I could write a book with all the things we didn’t talk about on that last ride to work together. May sound silly, but it was always a dream of mine: Me at the typewriter with a bottle of whiskey; her in the living room whistling and ironing my shoes. But she would never have it. On the way to the arena, us in the Volkswagen, she just stared straight ahead. I noticed her baggy pants. In the book I’d make her less frumpish.
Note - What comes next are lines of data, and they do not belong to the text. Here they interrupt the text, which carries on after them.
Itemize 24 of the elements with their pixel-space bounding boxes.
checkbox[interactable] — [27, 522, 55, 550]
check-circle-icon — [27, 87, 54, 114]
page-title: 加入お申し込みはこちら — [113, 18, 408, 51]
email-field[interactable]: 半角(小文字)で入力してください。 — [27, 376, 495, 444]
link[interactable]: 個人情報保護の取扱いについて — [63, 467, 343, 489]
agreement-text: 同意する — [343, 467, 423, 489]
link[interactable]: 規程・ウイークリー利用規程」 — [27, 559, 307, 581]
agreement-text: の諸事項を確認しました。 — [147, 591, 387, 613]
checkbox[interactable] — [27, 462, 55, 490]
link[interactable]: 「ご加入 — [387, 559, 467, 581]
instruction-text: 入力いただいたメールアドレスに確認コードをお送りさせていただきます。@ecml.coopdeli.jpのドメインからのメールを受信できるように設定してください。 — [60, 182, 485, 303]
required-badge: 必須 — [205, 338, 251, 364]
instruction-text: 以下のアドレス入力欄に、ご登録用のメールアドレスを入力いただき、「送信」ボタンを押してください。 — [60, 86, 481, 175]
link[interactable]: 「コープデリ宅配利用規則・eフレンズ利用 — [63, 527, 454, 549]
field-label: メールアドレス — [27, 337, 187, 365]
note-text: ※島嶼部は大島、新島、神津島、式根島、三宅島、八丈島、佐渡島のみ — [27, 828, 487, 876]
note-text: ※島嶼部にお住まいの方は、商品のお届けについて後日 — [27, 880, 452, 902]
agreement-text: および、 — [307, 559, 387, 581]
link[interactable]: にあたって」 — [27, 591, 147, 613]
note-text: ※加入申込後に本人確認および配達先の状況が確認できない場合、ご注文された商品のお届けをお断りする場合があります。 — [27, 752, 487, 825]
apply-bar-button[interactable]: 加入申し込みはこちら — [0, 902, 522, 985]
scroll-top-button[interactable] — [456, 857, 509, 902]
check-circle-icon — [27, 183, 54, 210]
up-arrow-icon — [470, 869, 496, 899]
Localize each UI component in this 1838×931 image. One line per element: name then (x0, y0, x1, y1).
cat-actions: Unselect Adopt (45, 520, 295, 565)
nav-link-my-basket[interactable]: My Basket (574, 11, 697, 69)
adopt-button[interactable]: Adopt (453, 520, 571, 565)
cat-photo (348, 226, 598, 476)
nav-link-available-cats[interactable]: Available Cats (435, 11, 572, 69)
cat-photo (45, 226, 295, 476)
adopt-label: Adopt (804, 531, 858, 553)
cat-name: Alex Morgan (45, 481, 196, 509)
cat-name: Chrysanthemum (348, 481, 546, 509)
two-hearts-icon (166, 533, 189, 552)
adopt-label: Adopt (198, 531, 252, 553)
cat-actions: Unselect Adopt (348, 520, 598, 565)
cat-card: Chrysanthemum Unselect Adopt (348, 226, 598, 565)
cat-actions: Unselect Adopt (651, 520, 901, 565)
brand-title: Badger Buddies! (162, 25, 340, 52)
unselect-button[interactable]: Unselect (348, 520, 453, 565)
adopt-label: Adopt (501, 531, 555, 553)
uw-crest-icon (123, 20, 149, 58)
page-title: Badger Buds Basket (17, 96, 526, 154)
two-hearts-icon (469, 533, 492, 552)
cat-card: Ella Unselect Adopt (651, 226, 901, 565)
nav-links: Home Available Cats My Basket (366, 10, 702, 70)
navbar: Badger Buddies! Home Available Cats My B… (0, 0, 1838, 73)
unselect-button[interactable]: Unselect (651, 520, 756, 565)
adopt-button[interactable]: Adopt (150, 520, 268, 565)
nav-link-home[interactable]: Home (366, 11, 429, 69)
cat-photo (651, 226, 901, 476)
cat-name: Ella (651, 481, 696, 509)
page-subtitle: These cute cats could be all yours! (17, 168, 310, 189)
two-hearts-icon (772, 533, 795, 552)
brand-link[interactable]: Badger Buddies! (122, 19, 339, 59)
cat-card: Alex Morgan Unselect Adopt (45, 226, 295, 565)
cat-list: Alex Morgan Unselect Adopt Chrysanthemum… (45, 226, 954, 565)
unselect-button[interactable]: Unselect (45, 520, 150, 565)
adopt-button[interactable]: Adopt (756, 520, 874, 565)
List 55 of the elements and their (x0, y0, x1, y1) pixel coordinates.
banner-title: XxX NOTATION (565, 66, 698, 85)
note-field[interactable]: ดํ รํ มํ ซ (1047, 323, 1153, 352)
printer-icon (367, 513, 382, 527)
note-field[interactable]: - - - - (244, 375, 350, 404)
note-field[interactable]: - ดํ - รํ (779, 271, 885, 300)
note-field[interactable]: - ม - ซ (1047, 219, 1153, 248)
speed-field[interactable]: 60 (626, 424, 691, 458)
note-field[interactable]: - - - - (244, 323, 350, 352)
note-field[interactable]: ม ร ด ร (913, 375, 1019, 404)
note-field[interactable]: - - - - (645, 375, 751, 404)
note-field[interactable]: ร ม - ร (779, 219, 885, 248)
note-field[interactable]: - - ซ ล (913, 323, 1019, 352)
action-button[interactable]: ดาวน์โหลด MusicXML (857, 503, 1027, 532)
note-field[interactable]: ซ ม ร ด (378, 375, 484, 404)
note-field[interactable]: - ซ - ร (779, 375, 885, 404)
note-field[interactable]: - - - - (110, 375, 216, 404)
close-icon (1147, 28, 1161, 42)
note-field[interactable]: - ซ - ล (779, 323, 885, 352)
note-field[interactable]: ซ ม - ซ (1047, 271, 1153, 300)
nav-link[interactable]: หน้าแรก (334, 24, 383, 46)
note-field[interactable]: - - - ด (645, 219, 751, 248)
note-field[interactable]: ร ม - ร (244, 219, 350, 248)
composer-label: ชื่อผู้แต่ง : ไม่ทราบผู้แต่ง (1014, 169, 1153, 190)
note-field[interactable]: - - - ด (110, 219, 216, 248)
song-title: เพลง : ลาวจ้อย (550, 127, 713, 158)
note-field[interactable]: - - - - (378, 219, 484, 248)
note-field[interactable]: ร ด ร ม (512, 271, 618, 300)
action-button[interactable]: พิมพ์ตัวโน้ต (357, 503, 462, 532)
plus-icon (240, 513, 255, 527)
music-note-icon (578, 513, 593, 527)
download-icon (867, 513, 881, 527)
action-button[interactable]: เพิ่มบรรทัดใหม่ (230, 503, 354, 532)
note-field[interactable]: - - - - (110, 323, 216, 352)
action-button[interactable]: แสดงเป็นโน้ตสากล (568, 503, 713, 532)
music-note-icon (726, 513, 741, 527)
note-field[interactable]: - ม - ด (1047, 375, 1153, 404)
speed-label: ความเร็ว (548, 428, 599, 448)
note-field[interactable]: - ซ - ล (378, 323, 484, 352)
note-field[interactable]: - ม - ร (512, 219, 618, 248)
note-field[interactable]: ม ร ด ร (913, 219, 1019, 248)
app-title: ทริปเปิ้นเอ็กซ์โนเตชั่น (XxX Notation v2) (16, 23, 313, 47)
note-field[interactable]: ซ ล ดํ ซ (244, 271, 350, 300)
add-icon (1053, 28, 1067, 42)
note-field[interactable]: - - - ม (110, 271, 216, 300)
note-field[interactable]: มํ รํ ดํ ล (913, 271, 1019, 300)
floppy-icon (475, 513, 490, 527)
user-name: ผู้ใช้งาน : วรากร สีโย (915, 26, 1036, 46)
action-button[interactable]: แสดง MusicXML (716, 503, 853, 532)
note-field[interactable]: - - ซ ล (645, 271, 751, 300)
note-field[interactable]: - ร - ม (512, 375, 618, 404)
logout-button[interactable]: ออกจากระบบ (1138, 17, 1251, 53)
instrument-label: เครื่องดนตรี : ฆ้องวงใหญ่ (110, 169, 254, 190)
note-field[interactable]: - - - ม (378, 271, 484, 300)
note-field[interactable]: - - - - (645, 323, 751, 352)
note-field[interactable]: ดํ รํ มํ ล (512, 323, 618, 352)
I changed the radio to a country station and she changed it right back to rap. We had been like that lately, opposites. If I put on a smiling face she would don a frown. Maybe I was the one acting funny. Ever since I started hanging with the Gomez Brothers late nights after performances. Did helium really change a man like they said it did?
She kept adjusting her wig in the mirror, resituating her life without me in it. I tried flittering my tie, yawning excessively, anything to get her attention. I even hit myself in the face with a mallet, which can be dangerous while driving. She just stared ahead, stoic as a trapeze artist. In the book, I’d make it so I told her about Candy, the chimpanzee trainer, and our rumpus love affair. In the book I’d lock the dressing room door. In the book she wouldn’t of had to find out for herself.
The stadium drummed and our tiny car pulled up right in front. I turned off the motor and we listened to the cheering from the fans inside. A shaved poodle yapped and yapped from the backseat. I steadily removed my nose and went to give her a kiss, reaching with my big hands toward her orange and green afro. Turning away from me she stiffened, and then pulled down the rearview mirror to fix where tears had streaked her make-up.
She was right anyways. My long form was cow pie, I’d never finish a stupid novel. And worse, no one wanted to publish a collection of short stories all about clowns. I sighed, giving her one last longing stare, then we got out of the car. All fifteen of us.